Tuesday, October 04, 2005

a poet worth reading

Thinking hard about you
I got on the bus
and paid
30 cents car fare
and asked the driver for two transfers
before discovering
that
I was alone.

Two years ago, for my birthday, a dear friend gave me a copy of Richard Brautigan's Trout Fishing in America, The Pill versus The Springhill Mine Disaster, and In Watermelon Sugar and changed my life.

I'd never heard of Brautigan--a wild-haired, quixotic counterculture beat poet and writer who, despite being remarkably prolific, cloistered himself salinger-style and refused to give interviews or deliver lectures during the eight years when he produced the bulk of his poetry.

The act of dying
is like hitch-hiking
into a strange town
late at night
where it is cold
and raining,
and you are alone
again.

In the months since I became aware of him, I have passed Brautigan's work to friends, family, and strangers--wishing every time that I could be as succinctly elegant and as simply eloquent as this man who took his own life so tragically early, the victim of personal demons and critical obscurity. If only there had been poetry like this in my high school English class--I would have found myself appreciating the art form so much more.

Does anything represent the twin despair and hope of unrequited love more than Brautigan's, Please?

Do you think of me
as often
as I think
of you?


Since discovering Brautigan, I have discovered so many cool things about him...like this: in 1968, he published a collection of poems called Please Plant This Book: eight seed packets, each containing seeds, with poems printed on the sides.

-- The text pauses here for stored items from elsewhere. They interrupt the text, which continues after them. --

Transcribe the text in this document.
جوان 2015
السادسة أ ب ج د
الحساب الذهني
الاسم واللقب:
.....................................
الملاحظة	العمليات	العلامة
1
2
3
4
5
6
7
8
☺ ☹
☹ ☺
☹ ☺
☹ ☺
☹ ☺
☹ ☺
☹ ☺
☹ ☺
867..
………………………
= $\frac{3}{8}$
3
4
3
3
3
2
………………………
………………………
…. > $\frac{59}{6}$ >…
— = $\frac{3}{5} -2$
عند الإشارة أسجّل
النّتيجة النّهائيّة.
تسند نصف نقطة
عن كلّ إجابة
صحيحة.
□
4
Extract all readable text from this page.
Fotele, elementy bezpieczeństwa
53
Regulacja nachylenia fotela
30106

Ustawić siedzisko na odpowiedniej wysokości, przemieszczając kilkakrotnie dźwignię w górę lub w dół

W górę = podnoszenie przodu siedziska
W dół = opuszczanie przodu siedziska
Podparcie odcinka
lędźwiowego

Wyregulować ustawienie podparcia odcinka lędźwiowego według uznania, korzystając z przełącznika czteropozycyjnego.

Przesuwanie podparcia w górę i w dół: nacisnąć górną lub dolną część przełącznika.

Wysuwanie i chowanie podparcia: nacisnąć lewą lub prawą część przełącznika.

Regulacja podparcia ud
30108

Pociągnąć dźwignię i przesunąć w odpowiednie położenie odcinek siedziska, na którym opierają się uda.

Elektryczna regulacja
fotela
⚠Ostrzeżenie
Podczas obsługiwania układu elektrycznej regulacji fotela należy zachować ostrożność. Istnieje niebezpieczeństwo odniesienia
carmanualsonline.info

What I wouldn't give to see an original edition of the collection--alas, I have a feeling I'll just have to console myself with http://www.pleaseplantthisbook.com/, a flash version of the original--typos and all (seeds not included).

Anyone with a favorite poet certainly has a favorite poem...and I would be remiss in leaving you without transcribing mine...the one I have turned to countless times...the one that remains doggeared in that life-changing gift:

Karma Repair Kit, Items 1-4

1. Get enough food to eat,
and eat it.
2. Find a place to sleep where it is quiet,
and sleep there.
3. Reduce intellectual and emotional noise until you
arrive at the silence of yourself,
and listen to it.
4.

Fix your jones for a poet like none other @ richard brautigan online, brautigan.net, and pleaseplantthisbook.com

Posted by sarah t. at 4:19 PM




1 Comments

  1. Blogger Skye Powers posted at 3:25 AM  
    Thank you, thank you. I will have to look up Mr. Brautigan. I love what you've posted here. Simple, quiet, dignified.